(This segment aired Friday on MSNBC) Andrea Mitchell questions McCain's economic advisor---Douglas Holtz-Eakin, a former Director of the Congressional Budget Office and current chief McCain economic advisor on the personal attack smear ads they are running against Obama which include making William Daley a convict.
Mitchell: Do you feel comfortable with that attack on William Daley?
In fact Bill Daley says he went to a Sen. McCain event recently and got a autographed picture from Senator McCain. What is this implication?
Eakins: Why does the standard doesn't apply to Sen Obama who on a daily basis attacks John McCain's staff as riddled with lobbyists. Ah, if Sen Obama is comfortable with mischaracterizing the relationship with John McCain and the aides that served him so faithfully, why is Sen. Obama not held to the same standard?....All we're asking is that he solve a problem that he has started.

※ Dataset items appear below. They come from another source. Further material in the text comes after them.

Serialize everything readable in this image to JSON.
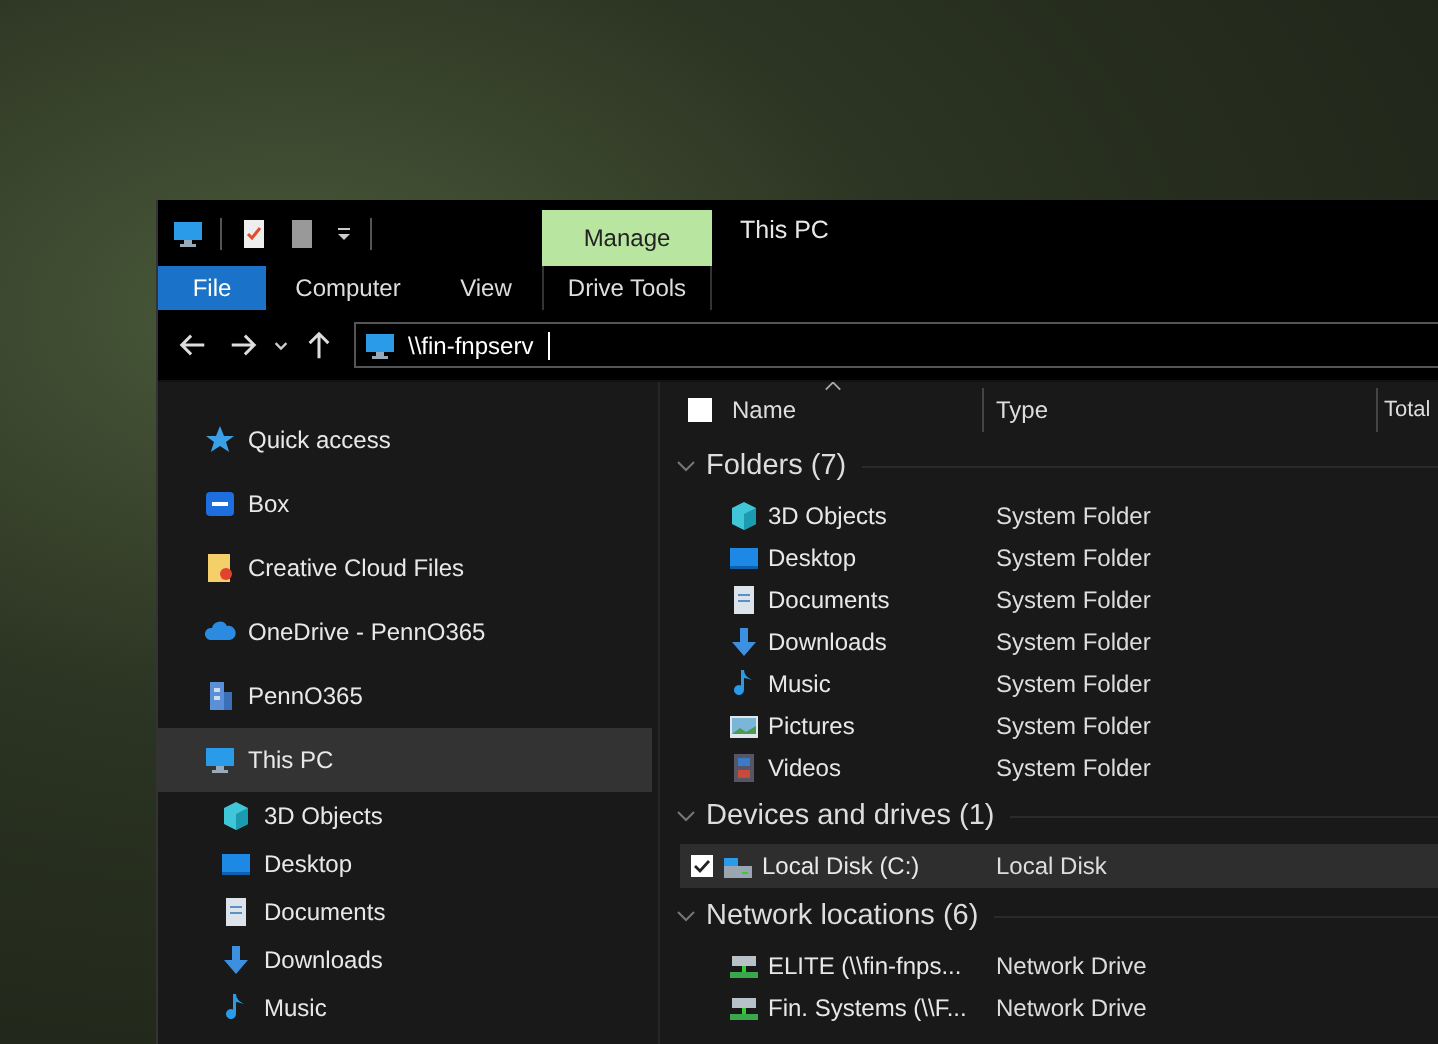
{
  "window": {
    "title": "This PC"
  },
  "ribbon": {
    "context_label": "Manage",
    "tabs": [
      {
        "label": "File",
        "kind": "file",
        "selected": false
      },
      {
        "label": "Computer",
        "kind": "tab",
        "selected": false
      },
      {
        "label": "View",
        "kind": "tab",
        "selected": false
      },
      {
        "label": "Drive Tools",
        "kind": "context",
        "selected": false
      }
    ]
  },
  "address_bar": {
    "value": "\\\\fin-fnpserv"
  },
  "sidebar": {
    "items": [
      {
        "label": "Quick access",
        "selected": false
      },
      {
        "label": "Box",
        "selected": false
      },
      {
        "label": "Creative Cloud Files",
        "selected": false
      },
      {
        "label": "OneDrive - PennO365",
        "selected": false
      },
      {
        "label": "PennO365",
        "selected": false
      },
      {
        "label": "This PC",
        "selected": true,
        "children": [
          {
            "label": "3D Objects",
            "selected": false
          },
          {
            "label": "Desktop",
            "selected": false
          },
          {
            "label": "Documents",
            "selected": false
          },
          {
            "label": "Downloads",
            "selected": false
          },
          {
            "label": "Music",
            "selected": false
          }
        ]
      }
    ]
  },
  "table": {
    "select_all": {
      "checked": false
    },
    "columns": [
      "Name",
      "Type",
      "Total"
    ],
    "groups": [
      {
        "title": "Folders (7)",
        "expanded": true,
        "rows": [
          {
            "name": "3D Objects",
            "type": "System Folder",
            "selected": false
          },
          {
            "name": "Desktop",
            "type": "System Folder",
            "selected": false
          },
          {
            "name": "Documents",
            "type": "System Folder",
            "selected": false
          },
          {
            "name": "Downloads",
            "type": "System Folder",
            "selected": false
          },
          {
            "name": "Music",
            "type": "System Folder",
            "selected": false
          },
          {
            "name": "Pictures",
            "type": "System Folder",
            "selected": false
          },
          {
            "name": "Videos",
            "type": "System Folder",
            "selected": false
          }
        ]
      },
      {
        "title": "Devices and drives (1)",
        "expanded": true,
        "rows": [
          {
            "name": "Local Disk (C:)",
            "type": "Local Disk",
            "selected": true
          }
        ]
      },
      {
        "title": "Network locations (6)",
        "expanded": true,
        "rows": [
          {
            "name": "ELITE (\\\\fin-fnps...",
            "type": "Network Drive",
            "selected": false
          },
          {
            "name": "Fin. Systems (\\\\F...",
            "type": "Network Drive",
            "selected": false
          }
        ]
      }
    ]
  }
}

Mitchell: I'm not quite sure of what you're saying because it seems to be that you're saying Sen. Obama has done this therefore it's OK to do that. I'm not even acknowledging what the charge is to Sen Obama, but I still don't understand the sort of guilt by association tactic and whether you as an economist and as a former economic official think that this is the way that he should be going.
Mayor Richard Daley is very upset over the fact that McCain used his brother in the ad.

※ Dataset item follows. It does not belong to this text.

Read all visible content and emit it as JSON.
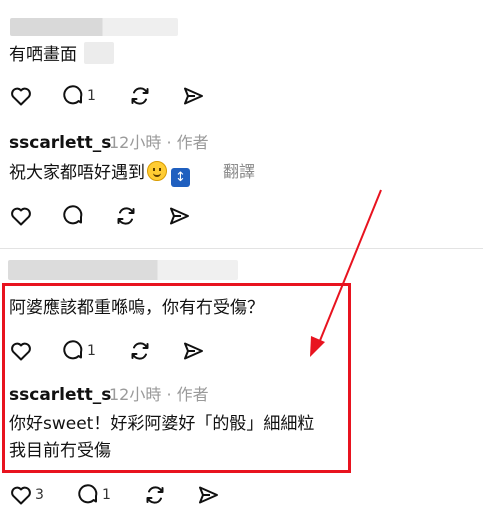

"You want to get tough in politics, I can get tough in politics as anyone else," Daley said. "When you start throwing mud, mud is going to be thrown at you and it’s going to be sticky.”
"People get desperate in their political life," the mayor said when asked about the ad. "My theory about politics and government: You build yourself up. You don’t have to tear people down."
Daley also warned that McCain has his own vulnerabilities, noting the Arizona senator's involvement in the "Keating Five" influence peddling scandal that involved his ties to banker Charles Keating Jr., a poster boy for the savings and loan meltdown.
"If people start throwing dirt and mud – remember, it comes back and hits you right in the face," the mayor said. "I think, to put my brother Bill there – they want to put me there, fine, they put me there all the time anyway."
<>
Asked if he is suggesting a Keating Five ad, Daley shot back: “It would be a great ad. People lost their life savings. Life savings, their own homes, for a guy named Keating out of Arizona.